People who work for the state of Colorado are processing unemployment insurance claims, administering COVID-19 tests, caring for veterans, providing mental health care in prisons and ensuring the health and safety of our state’s children. 

Public employees are risking their lives every day because we know that the services we provide will help our communities get through this pandemic and we believe the people of Colorado are worth it.

I continue my work overseeing programs that help find permanent and loving homes for Colorado’s most vulnerable children who are orphaned, victims of trafficking, and refugees because children’s needs can’t take a backseat while adults figure out how to fight this virus.

Like many other Coloradans, public employees are doing our best to make sure we get through this crisis, but we need federal support to ensure our state can maintain public safety, health care, education and other critical services.

READ: Colorado Sun opinion columnists.

While Congress passed the CARES Act earlier this month, it’s nowhere near enough. President Donald Trump and leaders in Washington, including Sens. Cory Gardner and Michael Bennet, need to take urgent action to help working families struggling to make ends meet and provide desperately needed resources for state and local governments to ensure essential services can continue. 

If the coronavirus is exposing anything, it’s that protecting everyone’s health requires protecting the health of each of us. All Coloradans — black, white, Asian and brown — have been affected by this terrible pandemic, and while this virus does not discriminate, we know that African Americans and Native Americans have disproportionately been impacted, revealing deadly gaps in public health.

And for those working on the frontlines, often without personal protective equipment, the workplace has become a disaster zone.   

We must protect all workers, including frontline state employees, so we can continue to do our jobs supporting Colorado’s communities. I’ve worked in human services for children, youth and families in Colorado for nearly 20 years, and I’ve never seen anything like this.

But the outpouring of community support has also been unprecedented. All around me I see Coloradans coming together to make masks, deliver food and within weeks adapt to continue to provide services in a whole new way.

While we wait on Washington, our state lawmakers must do their part by prioritizing the Colorado Partnership For Quality Jobs And Services Act when they return to the Capitol.
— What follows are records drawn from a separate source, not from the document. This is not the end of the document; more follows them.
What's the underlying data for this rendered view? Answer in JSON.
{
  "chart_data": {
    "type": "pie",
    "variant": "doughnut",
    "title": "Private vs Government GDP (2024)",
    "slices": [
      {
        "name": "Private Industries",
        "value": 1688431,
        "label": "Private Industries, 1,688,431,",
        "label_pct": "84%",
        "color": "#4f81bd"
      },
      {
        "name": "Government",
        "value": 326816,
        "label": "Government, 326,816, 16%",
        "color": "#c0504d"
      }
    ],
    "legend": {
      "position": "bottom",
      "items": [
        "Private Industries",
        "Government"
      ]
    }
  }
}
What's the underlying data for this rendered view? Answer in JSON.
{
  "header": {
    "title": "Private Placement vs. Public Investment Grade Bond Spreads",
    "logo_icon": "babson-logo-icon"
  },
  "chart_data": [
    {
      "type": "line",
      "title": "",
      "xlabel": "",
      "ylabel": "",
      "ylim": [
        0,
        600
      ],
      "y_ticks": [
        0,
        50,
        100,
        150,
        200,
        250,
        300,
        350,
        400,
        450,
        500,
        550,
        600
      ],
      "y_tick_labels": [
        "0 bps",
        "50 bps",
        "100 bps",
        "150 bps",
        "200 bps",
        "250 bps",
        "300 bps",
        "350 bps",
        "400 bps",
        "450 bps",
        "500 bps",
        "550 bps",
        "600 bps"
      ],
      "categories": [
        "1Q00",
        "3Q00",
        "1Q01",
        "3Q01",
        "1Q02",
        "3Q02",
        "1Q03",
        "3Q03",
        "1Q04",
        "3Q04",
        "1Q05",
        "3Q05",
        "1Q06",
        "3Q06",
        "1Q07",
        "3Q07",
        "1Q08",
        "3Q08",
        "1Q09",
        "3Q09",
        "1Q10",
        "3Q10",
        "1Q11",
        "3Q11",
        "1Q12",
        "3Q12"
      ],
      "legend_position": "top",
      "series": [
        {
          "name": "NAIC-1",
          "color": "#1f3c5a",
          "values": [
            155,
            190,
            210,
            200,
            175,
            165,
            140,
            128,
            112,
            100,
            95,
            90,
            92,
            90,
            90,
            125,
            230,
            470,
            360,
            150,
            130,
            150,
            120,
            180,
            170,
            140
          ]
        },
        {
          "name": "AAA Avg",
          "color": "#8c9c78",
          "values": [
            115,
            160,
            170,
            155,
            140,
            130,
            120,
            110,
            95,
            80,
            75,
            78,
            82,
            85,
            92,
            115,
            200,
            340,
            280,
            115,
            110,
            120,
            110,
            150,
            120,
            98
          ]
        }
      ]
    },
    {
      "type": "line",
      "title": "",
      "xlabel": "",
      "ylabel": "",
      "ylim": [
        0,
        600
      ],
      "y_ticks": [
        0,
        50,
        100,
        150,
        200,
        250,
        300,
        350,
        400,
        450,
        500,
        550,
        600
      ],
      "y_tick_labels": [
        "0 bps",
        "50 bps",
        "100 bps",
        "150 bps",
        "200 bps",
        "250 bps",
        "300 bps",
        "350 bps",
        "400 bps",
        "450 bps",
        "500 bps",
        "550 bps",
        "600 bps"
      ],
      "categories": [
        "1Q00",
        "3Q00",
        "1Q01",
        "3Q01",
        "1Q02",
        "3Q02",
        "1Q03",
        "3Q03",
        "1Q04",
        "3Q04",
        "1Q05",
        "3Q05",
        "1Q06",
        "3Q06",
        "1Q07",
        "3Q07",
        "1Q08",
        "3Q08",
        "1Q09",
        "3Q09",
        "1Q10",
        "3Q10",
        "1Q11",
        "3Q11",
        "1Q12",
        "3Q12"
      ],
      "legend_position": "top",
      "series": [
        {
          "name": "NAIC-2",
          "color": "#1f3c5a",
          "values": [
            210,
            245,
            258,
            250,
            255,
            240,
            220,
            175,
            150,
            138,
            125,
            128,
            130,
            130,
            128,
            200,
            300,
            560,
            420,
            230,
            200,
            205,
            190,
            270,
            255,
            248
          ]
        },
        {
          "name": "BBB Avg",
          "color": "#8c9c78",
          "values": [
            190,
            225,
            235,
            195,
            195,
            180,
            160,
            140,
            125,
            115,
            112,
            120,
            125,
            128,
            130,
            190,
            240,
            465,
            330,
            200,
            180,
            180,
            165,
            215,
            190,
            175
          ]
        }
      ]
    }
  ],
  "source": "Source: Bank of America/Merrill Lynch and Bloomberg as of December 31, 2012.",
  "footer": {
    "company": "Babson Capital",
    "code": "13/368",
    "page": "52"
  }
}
State employees working on the frontlines are an incredibly valuable resource and we need the freedom to negotiate a contract with the state so we have a formal way to bring our ingenuity, concerns and problem-solving to the decision-making table.

In every department, division and worksite there are people whose experience and knowledge of day-to-day operations is critical to making the best policy-decisions for our state’s future.  

This crisis should serve as a stark reminder that failing to invest in the services we need has dire consequences when disaster strikes. In Colorado, we recognize that in order to protect the things we value we must invest in them, so they are there for all of us, all the time.

That means maintaining our infrastructure so everyone has clean water and air, safe and passable roads, and ensuring access to services that improve our communities.

It means investing in Colorado’s families and the people who make our state run. And it means creating good union jobs that people can stay in so we have the expertise and consistency we need to keep our communities safe and healthy, especially in times of crisis.


Cayenna Johnson is a program coordinator at the Division of Child Welfare in the Colorado Department of Human Services. She is a member of Colorado WINS, the state employees union.